Exchange rate appreciations could cause the economy to contract, but this could be offset by domestic policies such as increased spending on improving education and health care for rural students. These students will be the urban workers of tomorrow, and the better the PRC’s human capital, the more productive the country will be. In addition, research shows that better educated workers are more adept at absorbing new technologies that become available through multinational corporations producing within East Asian supply chains. To facilitate technology transfer, it is vital for students to receive a high-quality education in math and science.
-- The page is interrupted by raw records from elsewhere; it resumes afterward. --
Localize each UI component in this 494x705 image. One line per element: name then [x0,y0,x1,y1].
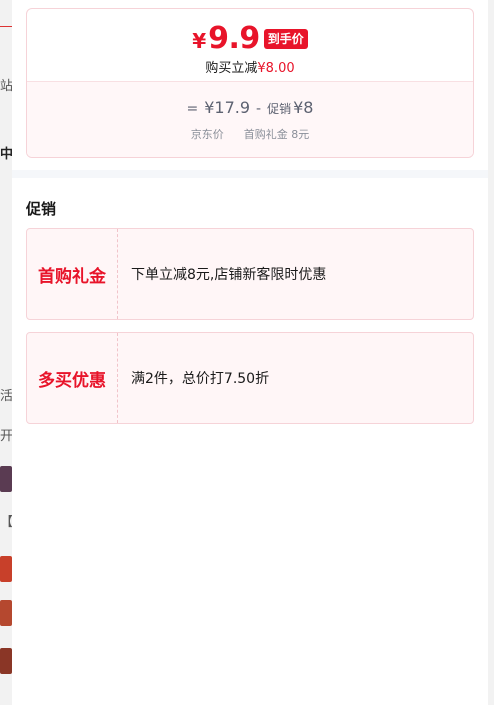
jd-price-caption: 京东价 [190,128,224,141]
promotion-description: 满2件，总价打7.50折 [131,371,270,387]
final-price-tag: 到手价 [263,28,308,49]
price-card: ¥ 9.9 到手价 购买立减¥8.00 = ¥17.9 - 促销 ¥8 京东价 … [26,8,474,158]
price-formula: = ¥17.9 - 促销 ¥8 [27,98,473,117]
background-thumbnail [0,648,12,674]
background-thumbnail [0,556,12,582]
background-thumbnail [0,600,12,626]
minus-sign: - [256,101,262,117]
price-detail-sheet: ¥ 9.9 到手价 购买立减¥8.00 = ¥17.9 - 促销 ¥8 京东价 … [12,0,488,705]
promo-label: 促销 [267,102,292,116]
promotion-description: 下单立减8元,店铺新客限时优惠 [131,267,327,283]
promotion-name: 首购礼金 [27,229,118,319]
purchase-reduction: 购买立减¥8.00 [27,57,473,76]
jd-price-value: ¥17.9 [204,98,251,117]
background-thumbnail [0,466,12,492]
gift-caption: 首购礼金 8元 [243,128,310,141]
price-captions: 京东价 首购礼金 8元 [27,126,473,142]
background-page: 站 中 活 开 【 [0,0,12,705]
section-divider [12,170,488,178]
currency-symbol: ¥ [192,29,207,53]
background-text: 活 [0,389,12,404]
background-text: 【 [0,515,12,530]
promotion-name: 多买优惠 [27,333,118,423]
promotions-title: 促销 [26,200,57,218]
promotion-item[interactable]: 多买优惠 满2件，总价打7.50折 [26,332,474,424]
final-price: ¥ 9.9 [192,21,260,56]
reduction-label: 购买立减 [205,61,258,76]
background-divider [0,26,12,27]
background-edge [488,0,494,705]
equals-sign: = [186,101,199,117]
promo-amount: ¥8 [293,98,314,117]
final-price-area: ¥ 9.9 到手价 购买立减¥8.00 [27,9,473,81]
background-text: 中 [0,147,12,162]
reduction-amount: ¥8.00 [257,61,295,76]
final-price-row: ¥ 9.9 到手价 [27,21,473,56]
background-text: 站 [0,79,12,94]
price-breakdown: = ¥17.9 - 促销 ¥8 京东价 首购礼金 8元 [27,81,473,157]
final-price-value: 9.9 [208,21,260,56]
background-text: 开 [0,429,12,444]
promotion-item[interactable]: 首购礼金 下单立减8元,店铺新客限时优惠 [26,228,474,320]
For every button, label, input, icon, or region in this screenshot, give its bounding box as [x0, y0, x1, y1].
Rural students face many obstacles to learning. Commutes can be long and dangerous. Poor health and nutrition hinder their ability to learn. In addition, high school and college tuition fees are prohibitively expensive. Only one out of four rural students finishes high school and only three out of 100 go to university. In cities, the PRC needs to invest in public transportation, affordable housing, and schools for the children of migrants. These investments would pay much higher returns than buying more US Treasury securities or other external reserves.
Sorry, I should have added this in the first comment.
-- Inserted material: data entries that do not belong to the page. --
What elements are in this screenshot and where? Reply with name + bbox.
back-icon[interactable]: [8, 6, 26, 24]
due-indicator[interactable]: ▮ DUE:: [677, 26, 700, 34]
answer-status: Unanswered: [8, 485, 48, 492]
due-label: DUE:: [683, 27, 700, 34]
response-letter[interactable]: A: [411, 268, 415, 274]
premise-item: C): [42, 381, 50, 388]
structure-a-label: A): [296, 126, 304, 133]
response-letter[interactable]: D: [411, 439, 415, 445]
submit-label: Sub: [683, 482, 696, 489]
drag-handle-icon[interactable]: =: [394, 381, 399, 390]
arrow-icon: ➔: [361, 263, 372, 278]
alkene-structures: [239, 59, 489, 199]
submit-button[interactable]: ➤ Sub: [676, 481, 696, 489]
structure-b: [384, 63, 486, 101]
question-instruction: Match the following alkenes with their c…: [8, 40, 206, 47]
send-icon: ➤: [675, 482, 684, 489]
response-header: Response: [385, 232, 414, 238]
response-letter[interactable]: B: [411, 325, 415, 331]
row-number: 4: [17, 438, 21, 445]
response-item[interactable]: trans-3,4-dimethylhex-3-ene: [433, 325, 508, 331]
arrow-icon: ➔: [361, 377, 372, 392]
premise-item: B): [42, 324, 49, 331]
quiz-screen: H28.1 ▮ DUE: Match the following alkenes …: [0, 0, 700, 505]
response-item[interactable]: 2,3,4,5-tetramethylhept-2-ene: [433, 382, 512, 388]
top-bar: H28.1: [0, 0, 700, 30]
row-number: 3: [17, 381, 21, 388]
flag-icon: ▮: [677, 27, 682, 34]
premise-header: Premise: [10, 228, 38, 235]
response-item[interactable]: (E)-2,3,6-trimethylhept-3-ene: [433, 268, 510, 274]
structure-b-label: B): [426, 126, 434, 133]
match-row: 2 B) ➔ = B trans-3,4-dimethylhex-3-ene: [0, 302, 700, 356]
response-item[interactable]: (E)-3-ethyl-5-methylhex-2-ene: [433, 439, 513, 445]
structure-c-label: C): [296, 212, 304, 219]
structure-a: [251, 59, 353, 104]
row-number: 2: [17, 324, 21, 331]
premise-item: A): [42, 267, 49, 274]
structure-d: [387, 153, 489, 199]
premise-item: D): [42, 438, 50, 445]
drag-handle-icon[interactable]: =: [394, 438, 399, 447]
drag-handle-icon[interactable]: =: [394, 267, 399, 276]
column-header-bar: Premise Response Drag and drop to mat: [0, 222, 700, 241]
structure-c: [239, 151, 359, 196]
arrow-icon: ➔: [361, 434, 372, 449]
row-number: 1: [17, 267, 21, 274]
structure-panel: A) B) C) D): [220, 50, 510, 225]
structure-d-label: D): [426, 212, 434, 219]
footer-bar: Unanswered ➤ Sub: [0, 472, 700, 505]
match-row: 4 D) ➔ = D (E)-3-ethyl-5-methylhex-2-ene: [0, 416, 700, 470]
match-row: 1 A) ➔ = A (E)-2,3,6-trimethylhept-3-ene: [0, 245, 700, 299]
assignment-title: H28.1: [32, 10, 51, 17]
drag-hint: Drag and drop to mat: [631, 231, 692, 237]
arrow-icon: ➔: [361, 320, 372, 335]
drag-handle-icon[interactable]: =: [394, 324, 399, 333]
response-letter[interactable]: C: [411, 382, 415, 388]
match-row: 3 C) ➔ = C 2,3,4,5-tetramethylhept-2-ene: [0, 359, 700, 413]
The problems in Europe for the PIIGS arise because:
1. they are not sovereign issuers of their own currency
2. they are not as “productive” as other countries in the EMU
3. they and their citizens have borrowed in Euro, a currency they don’t issue, to spend rather than invest productively
4. they cannot repay their debt as they don’t generate enough Euros because of trade imbalances, particulalry as they now have to pay very high interest rates on any new debt
5. they can’t devalue their currency because they don’t have one and devaluation of the Euro does them no good as they are not stronger exporters than the Euro core, so their trade imbalances aren’t adjusted through Euro devaluation, although Germany benefits from Euro devaluation through increased international “competitiveness” of its exports
6. the austerity will result in terminal deflationary spiral or default.
7. If the PIIGS each issued their own currencies the adjustments would be external and frequent, rather than the large one they now face, even if they default on their Euro debt.
China is not really “America’s banker”. The US government controls the USD and can spend as many as it wants without having to sell treasuries to the Chinese.
A sovereign which issues, its own currency is never revenue constrained. That is the essence of how a fiat currency works. So long as the sovereign does not borrow in another currency it can always pay back its creditors in the currency it issues. (Argentina had borrowed in USD and then pegged its currency to the USD and when it couldn’t maintain the peg had to repay USD in a heavily depreciated Argentine currency.
Similarly the Chinese government, being sovereign issuer of its own currency, can spend as much as it likes in China on its people without touching its USD reserves.
For further information Google:
1 Modern Monetary Theory
2 Chartalism
3 Fiat currency
For a comment on this piece, see:
http://www.mrglobalization.com/globalization-winners/chinas-internal-weakness-and-external-strength
John West
As a Chinese, I can’t agree with you more on this. The current Director of the China Center for Economic Research at Peking University has recently pointed out that the Chinese government is a “production-oriented government” because it spends more money and effors on economic affairs than on the services and transfers that aim to improve citizens’ welfare. In China, nowerdays, the word “Guofuminqiong” which means “Rich Country, Poor People” is well-known. The wealth resulting from the economic growth is not distributed to common people through investment in welware, infrastructure or edcution, but spent by the government to pursure and keep the high economic growth rate, or corrupted by a handful of powerful people. Premier Wen Jiabao has advocated to promote people’s “well-being” in recent years. But we indeed see little changes in the practical policy.